Голос моего собеседника то усиливался, то звучал глухо, становился едва слышен. Он не умел пользоваться перископической трубой и наблюдал за окрестностями, высовывая голову из люка. Опасно. Его могли заметить враги. Могли понять, что не все живые и дееспособные защитники покинули это место. Могли начать стрельбу…
Страха я не испытывал. Боль вернулась. Становясь нестерпимой, она дурманила мой разум.
– Вот тебе. Глотни, – Ермолай поднес к моим губам горлышко фляги. – Это темный человек дал. Для тебя. Но не ядовито. Я на себе испытал. Еще глотай. Еще!
Во фляжке оказалось спирта на три глотка или чуть больше. От спирта мне сделалось теплее. Боль заметно поутихла. Сознание прояснилось.
– А теперь смотри в прицел. Ну-тка? Что видишь? Пора уже или рано?
Я ухватился за ручку подъемного механизма пушки, как утопающий хватается за спасательный круг. Навел перекрестье на толпу, так беспечно вывалившуюся из леса. Пересчитать немцев мне оказалось не под силу: их было много больше двадцати человек. Беспорядочной толпой они брели по полю. Противник перемещался медленно, часто до колен увязая в перепаханной разрывами земле.
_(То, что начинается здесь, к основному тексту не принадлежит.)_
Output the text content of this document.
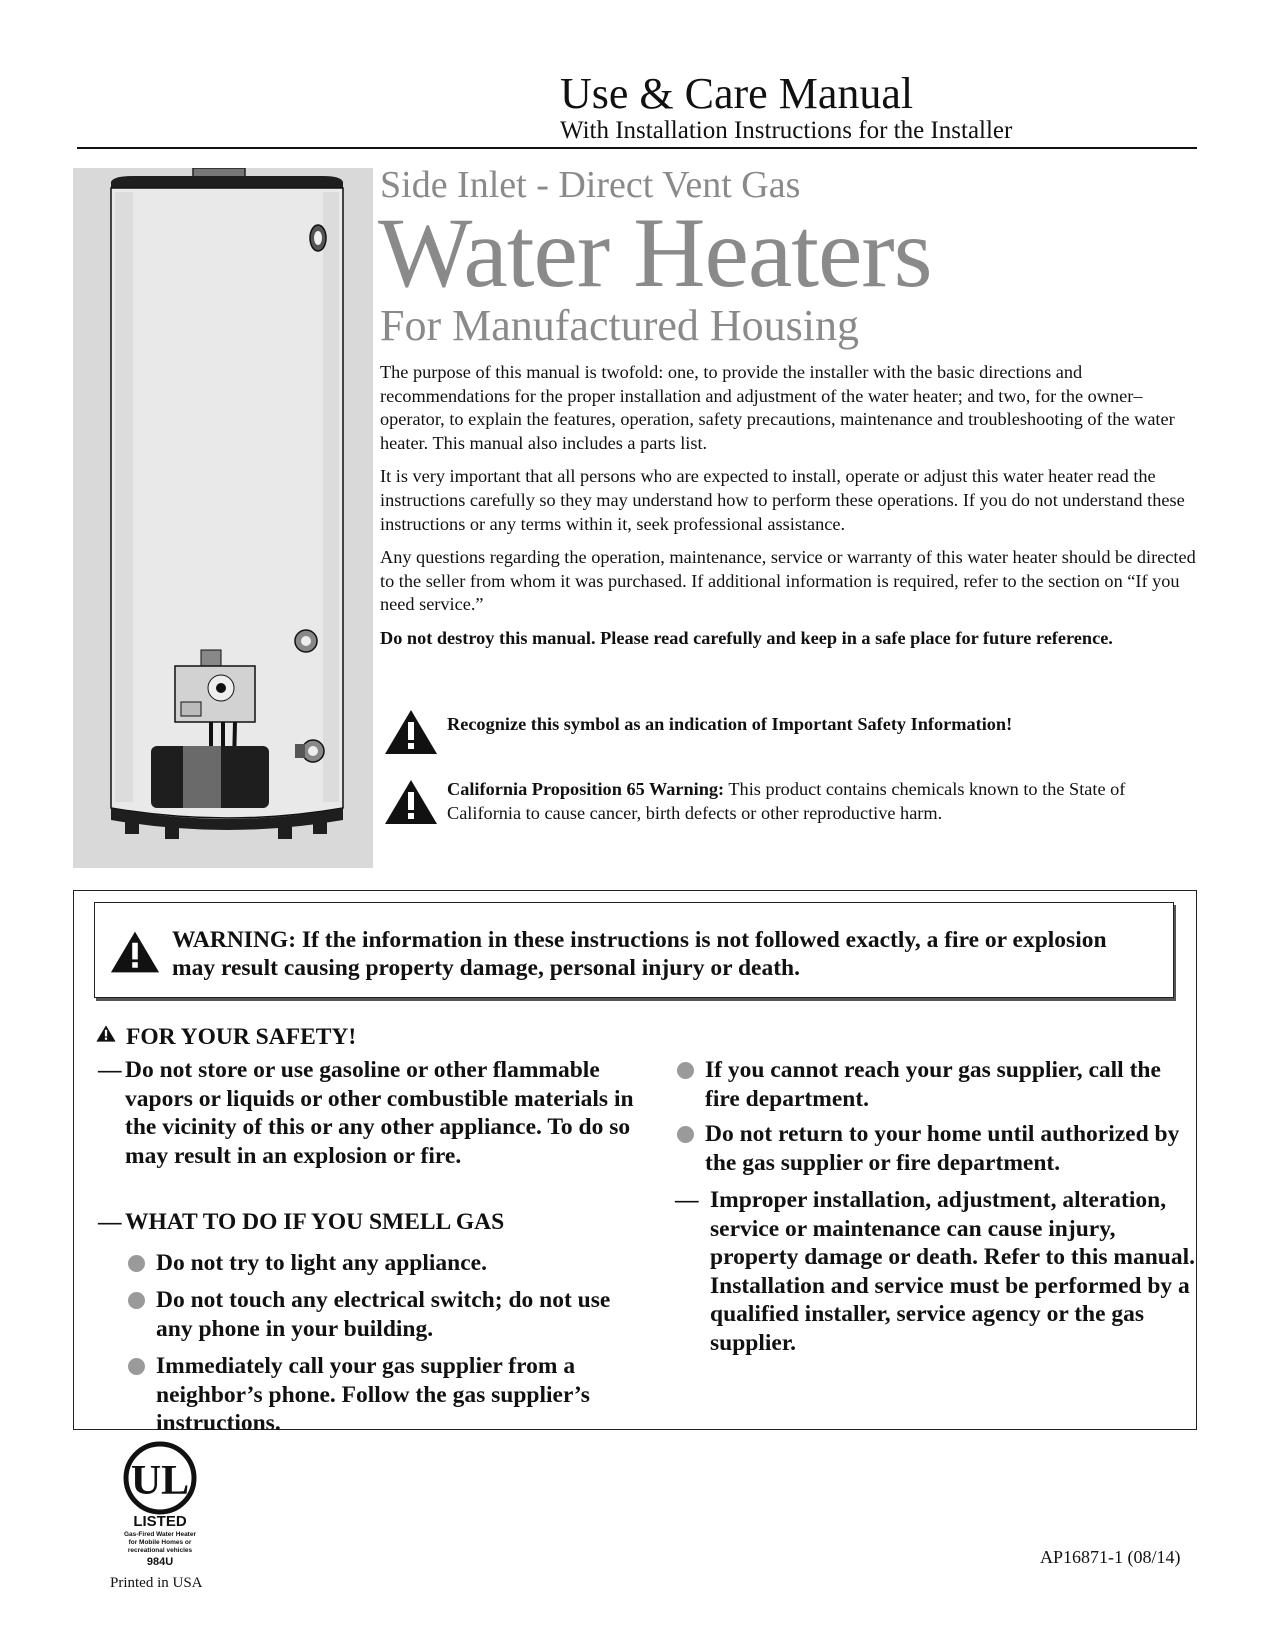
Use & Care Manual
With Installation Instructions for the Installer
Side Inlet - Direct Vent Gas
Water Heaters
For Manufactured Housing

The purpose of this manual is twofold: one, to provide the installer with the basic directions and recommendations for the proper installation and adjustment of the water heater; and two, for the owner–operator, to explain the features, operation, safety precautions, maintenance and troubleshooting of the water heater. This manual also includes a parts list.

It is very important that all persons who are expected to install, operate or adjust this water heater read the instructions carefully so they may understand how to perform these operations. If you do not understand these instructions or any terms within it, seek professional assistance.

Any questions regarding the operation, maintenance, service or warranty of this water heater should be directed to the seller from whom it was purchased. If additional information is required, refer to the section on “If you need service.”

Do not destroy this manual. Please read carefully and keep in a safe place for future reference.

Recognize this symbol as an indication of Important Safety Information!
California Proposition 65 Warning: This product contains chemicals known to the State of California to cause cancer, birth defects or other reproductive harm.
WARNING: If the information in these instructions is not followed exactly, a fire or explosion may result causing property damage, personal injury or death.
FOR YOUR SAFETY!
— Do not store or use gasoline or other flammable vapors or liquids or other combustible materials in the vicinity of this or any other appliance. To do so may result in an explosion or fire.
— WHAT TO DO IF YOU SMELL GAS
Do not try to light any appliance.
Do not touch any electrical switch; do not use any phone in your building.
Immediately call your gas supplier from a neighbor’s phone. Follow the gas supplier’s instructions.
If you cannot reach your gas supplier, call the fire department.
Do not return to your home until authorized by the gas supplier or fire department.
— Improper installation, adjustment, alteration, service or maintenance can cause injury, property damage or death. Refer to this manual. Installation and service must be performed by a qualified installer, service agency or the gas supplier.
UL
LISTED
Gas-Fired Water Heater
for Mobile Homes or
recreational vehicles
984U
Printed in USA
AP16871-1 (08/14)
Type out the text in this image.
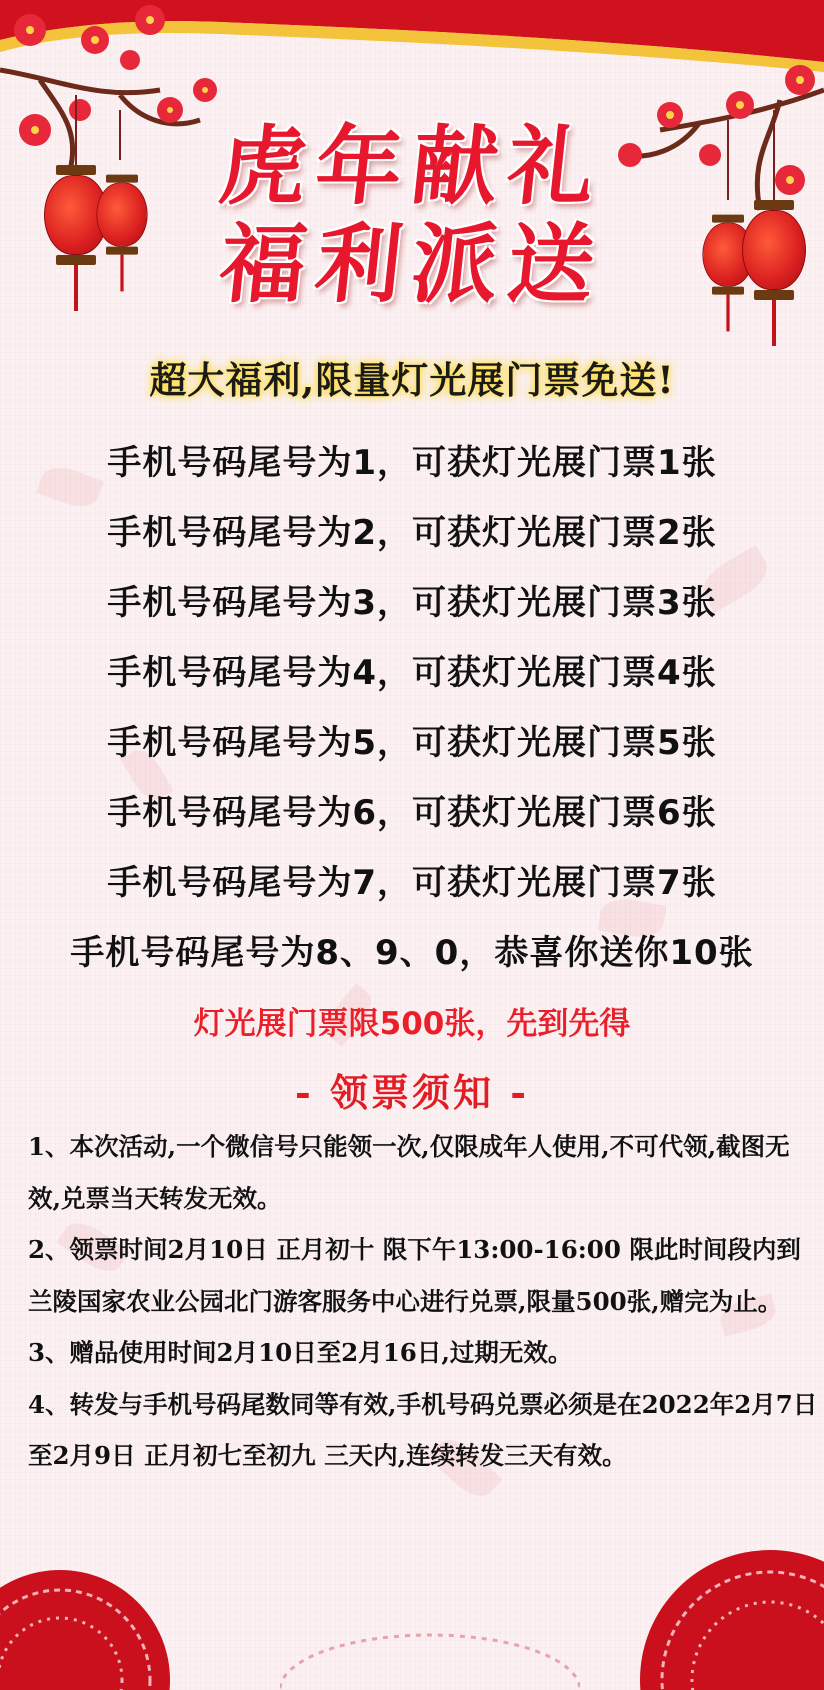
虎年献礼
福利派送
超大福利,限量灯光展门票免送!
手机号码尾号为1，可获灯光展门票1张
手机号码尾号为2，可获灯光展门票2张
手机号码尾号为3，可获灯光展门票3张
手机号码尾号为4，可获灯光展门票4张
手机号码尾号为5，可获灯光展门票5张
手机号码尾号为6，可获灯光展门票6张
手机号码尾号为7，可获灯光展门票7张
手机号码尾号为8、9、0，恭喜你送你10张
灯光展门票限500张，先到先得
- 领票须知 -

1、本次活动,一个微信号只能领一次,仅限成年人使用,不可代领,截图无效,兑票当天转发无效。

2、领票时间2月10日 正月初十 限下午13:00-16:00 限此时间段内到兰陵国家农业公园北门游客服务中心进行兑票,限量500张,赠完为止。

3、赠品使用时间2月10日至2月16日,过期无效。

4、转发与手机号码尾数同等有效,手机号码兑票必须是在2022年2月7日至2月9日 正月初七至初九 三天内,连续转发三天有效。
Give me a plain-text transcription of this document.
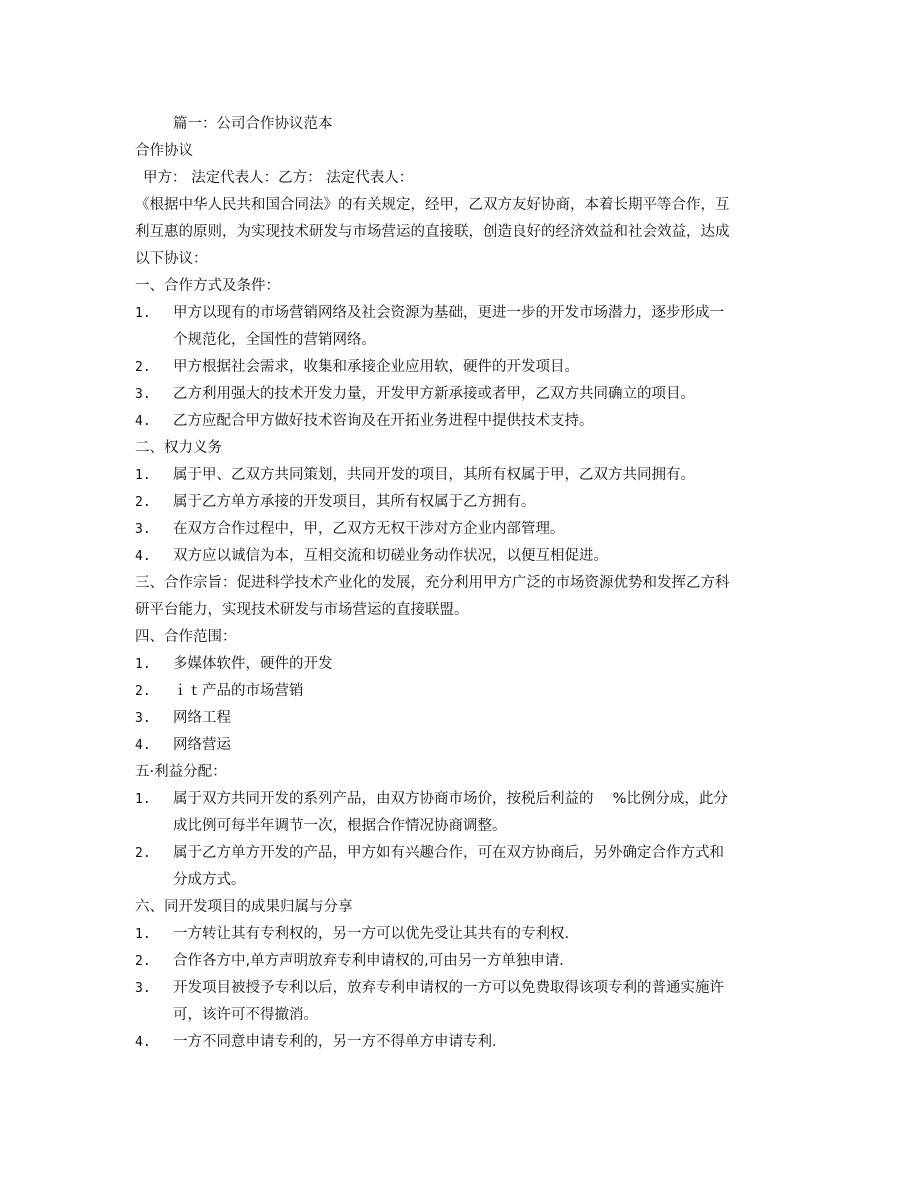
篇一：公司合作协议范本
合作协议
甲方： 法定代表人：乙方： 法定代表人：
《根据中华人民共和国合同法》的有关规定，经甲，乙双方友好协商，本着长期平等合作，互
利互惠的原则，为实现技术研发与市场营运的直接联，创造良好的经济效益和社会效益，达成
以下协议：
一、合作方式及条件：
1.	甲方以现有的市场营销网络及社会资源为基础，更进一步的开发市场潜力，逐步形成一
个规范化，全国性的营销网络。
2.	甲方根据社会需求，收集和承接企业应用软，硬件的开发项目。
3.	乙方利用强大的技术开发力量，开发甲方新承接或者甲，乙双方共同确立的项目。
4.	乙方应配合甲方做好技术咨询及在开拓业务进程中提供技术支持。
二、权力义务
1.	属于甲、乙双方共同策划，共同开发的项目，其所有权属于甲，乙双方共同拥有。
2.	属于乙方单方承接的开发项目，其所有权属于乙方拥有。
3.	在双方合作过程中，甲，乙双方无权干涉对方企业内部管理。
4.	双方应以诚信为本，互相交流和切磋业务动作状况，以便互相促进。
三、合作宗旨：促进科学技术产业化的发展，充分利用甲方广泛的市场资源优势和发挥乙方科
研平台能力，实现技术研发与市场营运的直接联盟。
四、合作范围：
1.	多媒体软件，硬件的开发
2.	ｉｔ产品的市场营销
3.	网络工程
4.	网络营运
五·利益分配：
1.	属于双方共同开发的系列产品，由双方协商市场价，按税后利益的　 %比例分成，此分
成比例可每半年调节一次，根据合作情况协商调整。
2.	属于乙方单方开发的产品，甲方如有兴趣合作，可在双方协商后，另外确定合作方式和
分成方式。
六、同开发项目的成果归属与分享
1.	一方转让其有专利权的，另一方可以优先受让其共有的专利权．
2.	合作各方中,单方声明放弃专利申请权的,可由另一方单独申请．
3.	开发项目被授予专利以后，放弃专利申请权的一方可以免费取得该项专利的普通实施许
可，该许可不得撤消。
4.	一方不同意申请专利的，另一方不得单方申请专利．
Медленно, бдительно озираясь, они обходили каждую воронку. Один из них, со знаками отличия унтерштурмфюрера, то и дело посматривал на танк. У этого на голове была фуражка, с козырька которой капали дождевые капли. На шее унтерштурмфюрера, на толстом кожаном ремне болтался полевой бинокль. Время от времени он останавливался, подносил бинокль к глазам и рассматривал танк. Нас разделяло не более двухсот метров, и где-то на этой дистанции, на воображаемой прямой, соединяющий мое лицо с окулярами бинокля фашистского командира, наши взгляды скрещивались, отчего немец чувствовал явное беспокойство. В такие моменты он поднимал сжатый кулак, и его команда замирала на месте. Я смеялся, наблюдая, как забавно поворачиваются из стороны в сторону их головы. Круглые каски влажно блестели. Им страшно – это я знал наверняка. Они боятся отмщения живых мертвецов и оттого жмутся друг к другу, опасаясь разбредаться далеко по смертной поляне.